Among Israel’s top governmental leaders, we often hear bellicose rhetoric regarding military capability and threats of potential retaliatory actions against our adversaries, against murderous terrorist organizations. Strong words, yet weak, if any actions at all, with resultant harm to Israel’s military, diplomatic credibility.
Theodore Roosevelt, the 26th US president, was quoted from a speech he gave in 1903 saying, “Walk softly and carry a big stick.” And a certain athlete would often say, “If you’re gonna talk the talk, you better walk the walk.”
Israel’s governmental leaders need to learn and internalize the lesson of Moshe’s last words to Pharaoh: “At about midnight…” as well as the words of the two abovementioned more contemporary personalities, in our political, bureaucratic, military, academic and media spheres. And we Jews need to learn and internalize this lesson and minimize, if not eradicate the often splitting-hairs of polarizing divisiveness among ourselves — among our observant sectors.

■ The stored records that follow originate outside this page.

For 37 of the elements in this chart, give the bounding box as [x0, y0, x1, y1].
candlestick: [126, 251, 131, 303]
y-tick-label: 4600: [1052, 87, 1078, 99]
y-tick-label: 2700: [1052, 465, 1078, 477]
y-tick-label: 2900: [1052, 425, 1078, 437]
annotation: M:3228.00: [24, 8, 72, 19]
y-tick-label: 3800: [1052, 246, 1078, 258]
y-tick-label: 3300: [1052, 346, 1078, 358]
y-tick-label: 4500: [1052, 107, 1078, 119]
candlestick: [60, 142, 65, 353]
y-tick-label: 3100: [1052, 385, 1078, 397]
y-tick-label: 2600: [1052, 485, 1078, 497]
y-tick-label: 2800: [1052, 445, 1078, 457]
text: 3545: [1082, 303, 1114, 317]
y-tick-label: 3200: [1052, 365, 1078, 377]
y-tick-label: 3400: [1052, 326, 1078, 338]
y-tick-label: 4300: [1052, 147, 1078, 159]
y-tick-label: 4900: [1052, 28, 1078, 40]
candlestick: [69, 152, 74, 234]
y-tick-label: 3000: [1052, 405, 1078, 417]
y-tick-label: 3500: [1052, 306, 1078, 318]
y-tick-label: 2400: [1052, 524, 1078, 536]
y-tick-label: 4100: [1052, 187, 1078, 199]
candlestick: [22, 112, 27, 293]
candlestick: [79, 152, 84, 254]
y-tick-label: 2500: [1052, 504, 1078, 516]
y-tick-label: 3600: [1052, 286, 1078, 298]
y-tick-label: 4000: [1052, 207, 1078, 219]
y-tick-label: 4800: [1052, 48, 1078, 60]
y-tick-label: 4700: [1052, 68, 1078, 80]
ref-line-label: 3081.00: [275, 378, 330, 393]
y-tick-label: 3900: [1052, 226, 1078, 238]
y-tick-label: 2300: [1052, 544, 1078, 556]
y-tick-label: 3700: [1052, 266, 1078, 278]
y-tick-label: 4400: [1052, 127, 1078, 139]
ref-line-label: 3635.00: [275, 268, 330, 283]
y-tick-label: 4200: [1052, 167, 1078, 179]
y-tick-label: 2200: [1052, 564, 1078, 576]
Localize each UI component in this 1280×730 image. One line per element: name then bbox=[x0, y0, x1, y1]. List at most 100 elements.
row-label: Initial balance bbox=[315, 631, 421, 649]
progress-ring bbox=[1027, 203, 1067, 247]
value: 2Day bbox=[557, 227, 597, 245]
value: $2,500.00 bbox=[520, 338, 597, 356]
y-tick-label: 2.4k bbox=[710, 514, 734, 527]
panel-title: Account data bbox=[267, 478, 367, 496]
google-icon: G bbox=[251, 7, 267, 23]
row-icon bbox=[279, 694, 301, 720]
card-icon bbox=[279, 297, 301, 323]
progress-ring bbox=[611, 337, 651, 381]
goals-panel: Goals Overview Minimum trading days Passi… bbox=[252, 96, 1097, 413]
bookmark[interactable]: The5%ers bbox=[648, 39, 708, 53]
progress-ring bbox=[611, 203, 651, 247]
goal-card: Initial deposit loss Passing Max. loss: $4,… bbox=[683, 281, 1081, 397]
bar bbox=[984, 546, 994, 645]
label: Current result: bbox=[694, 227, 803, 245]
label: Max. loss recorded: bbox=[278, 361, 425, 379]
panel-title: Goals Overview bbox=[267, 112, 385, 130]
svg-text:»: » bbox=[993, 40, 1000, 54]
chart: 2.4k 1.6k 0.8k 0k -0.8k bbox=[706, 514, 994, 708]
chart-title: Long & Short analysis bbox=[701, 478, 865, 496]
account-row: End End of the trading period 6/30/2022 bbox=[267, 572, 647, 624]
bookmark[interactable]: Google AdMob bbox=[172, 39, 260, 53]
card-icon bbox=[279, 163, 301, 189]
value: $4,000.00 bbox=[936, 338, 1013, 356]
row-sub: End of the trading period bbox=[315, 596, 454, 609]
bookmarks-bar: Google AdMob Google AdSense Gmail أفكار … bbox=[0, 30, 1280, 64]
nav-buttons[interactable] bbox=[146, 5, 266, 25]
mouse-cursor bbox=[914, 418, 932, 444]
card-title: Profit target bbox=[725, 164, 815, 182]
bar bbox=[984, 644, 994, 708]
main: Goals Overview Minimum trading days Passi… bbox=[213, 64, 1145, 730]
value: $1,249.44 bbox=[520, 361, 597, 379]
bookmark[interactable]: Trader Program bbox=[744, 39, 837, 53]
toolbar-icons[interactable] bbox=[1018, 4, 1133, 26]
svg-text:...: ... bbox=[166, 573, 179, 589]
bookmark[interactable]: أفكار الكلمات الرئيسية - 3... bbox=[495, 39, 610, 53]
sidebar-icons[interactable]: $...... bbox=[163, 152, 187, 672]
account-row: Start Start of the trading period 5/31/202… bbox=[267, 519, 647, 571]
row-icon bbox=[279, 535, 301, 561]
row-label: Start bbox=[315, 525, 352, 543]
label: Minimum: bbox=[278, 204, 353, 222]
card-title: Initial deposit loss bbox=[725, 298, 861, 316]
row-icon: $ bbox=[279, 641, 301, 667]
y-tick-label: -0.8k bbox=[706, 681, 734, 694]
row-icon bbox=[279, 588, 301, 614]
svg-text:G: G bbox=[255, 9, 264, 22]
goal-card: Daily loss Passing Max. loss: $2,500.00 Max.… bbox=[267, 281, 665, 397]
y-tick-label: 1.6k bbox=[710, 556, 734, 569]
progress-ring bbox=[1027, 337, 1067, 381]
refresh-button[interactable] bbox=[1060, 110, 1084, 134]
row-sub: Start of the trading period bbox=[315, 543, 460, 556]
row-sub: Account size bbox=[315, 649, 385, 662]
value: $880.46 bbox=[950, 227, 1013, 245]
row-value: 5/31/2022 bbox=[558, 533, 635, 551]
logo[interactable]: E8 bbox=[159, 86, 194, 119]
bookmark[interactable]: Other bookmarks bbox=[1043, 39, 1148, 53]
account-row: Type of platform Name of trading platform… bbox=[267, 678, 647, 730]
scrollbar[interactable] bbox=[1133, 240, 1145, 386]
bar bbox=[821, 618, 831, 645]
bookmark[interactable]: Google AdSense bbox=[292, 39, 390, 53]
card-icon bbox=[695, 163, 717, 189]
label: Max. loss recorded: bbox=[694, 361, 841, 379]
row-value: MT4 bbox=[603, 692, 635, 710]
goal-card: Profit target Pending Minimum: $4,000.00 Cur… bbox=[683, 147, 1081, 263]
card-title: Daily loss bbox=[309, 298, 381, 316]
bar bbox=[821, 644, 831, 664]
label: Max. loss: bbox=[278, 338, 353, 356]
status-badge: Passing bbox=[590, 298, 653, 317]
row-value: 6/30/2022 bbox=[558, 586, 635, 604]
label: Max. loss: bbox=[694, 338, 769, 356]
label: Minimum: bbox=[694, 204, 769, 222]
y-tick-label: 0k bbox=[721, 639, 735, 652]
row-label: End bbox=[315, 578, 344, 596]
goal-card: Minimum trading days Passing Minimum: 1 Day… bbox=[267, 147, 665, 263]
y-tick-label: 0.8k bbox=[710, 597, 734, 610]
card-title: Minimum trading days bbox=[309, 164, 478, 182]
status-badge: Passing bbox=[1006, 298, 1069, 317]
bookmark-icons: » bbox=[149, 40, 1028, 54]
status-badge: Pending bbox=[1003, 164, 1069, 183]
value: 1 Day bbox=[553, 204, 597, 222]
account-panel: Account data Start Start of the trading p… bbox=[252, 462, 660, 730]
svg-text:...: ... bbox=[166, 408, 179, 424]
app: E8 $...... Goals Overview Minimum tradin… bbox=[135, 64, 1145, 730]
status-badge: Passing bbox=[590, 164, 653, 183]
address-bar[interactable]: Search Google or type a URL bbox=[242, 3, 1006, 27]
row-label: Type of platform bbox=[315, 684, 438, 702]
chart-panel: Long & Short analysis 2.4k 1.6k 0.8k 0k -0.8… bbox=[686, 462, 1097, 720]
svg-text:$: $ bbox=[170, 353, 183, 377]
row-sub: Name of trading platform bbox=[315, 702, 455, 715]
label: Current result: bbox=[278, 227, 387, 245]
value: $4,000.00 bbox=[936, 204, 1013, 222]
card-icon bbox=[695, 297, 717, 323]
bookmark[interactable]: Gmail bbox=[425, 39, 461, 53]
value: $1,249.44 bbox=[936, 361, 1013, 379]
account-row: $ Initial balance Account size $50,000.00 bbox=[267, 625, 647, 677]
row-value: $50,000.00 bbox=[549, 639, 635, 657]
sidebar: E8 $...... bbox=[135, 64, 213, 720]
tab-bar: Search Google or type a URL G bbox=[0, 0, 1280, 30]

May we, the B’nei Yisrael be zocha that our brethren — the refugee families from Gush Katif be permanently settled and be made totally whole — be totally restituted for all that was stolen from them and that the twice expelled families of Amona be restored to their rebuilt homes, at government expense; both due to alt-leftist-agendized, supreme court legalized Yassamnik gunpoint. May our dear brother Jonathan Pollard be liberated and truly free — only upon his return home to Israel, and that the MIAs be liberated alive and returned to us in ways befitting Al Kiddush Hashem, as should the remains of the two chayalim from the Gaza War of four plus years ago. May we have the courage and strength to stand up and physically prevent the possibility of Chas V’Challila any future eviction of Jews from their homes and prevent Chas V’Challila the handing of Jewish land over to anyone, let alone to enemies sworn to Israel’s and Judaism’s destruction and eradication. May we fulfill Hashem’s blueprint of B’nai Yisrael as a Unique people — an Am Segula, not to be reckoned with as with “the nations” and may we be zocha to see the Moshiach, the Ge’ula Shlaima, as Dov Shurin sings; “Ki Karov Yom Hashem Al’Kol HaGoyim”, the Ultimate Redemption, bimhayrah b’yamainu — speedily, in our time”, — Achshav, Chik Chuk, Miyad, Etmol!!!
Chodesh Tov and Good Shabbos!
Moshe Burt, an Oleh, is a commentator on news and events in Israel and Founder and Director of The Sefer Torah Recycling Network. He lives in Ramat Beit Shemesh.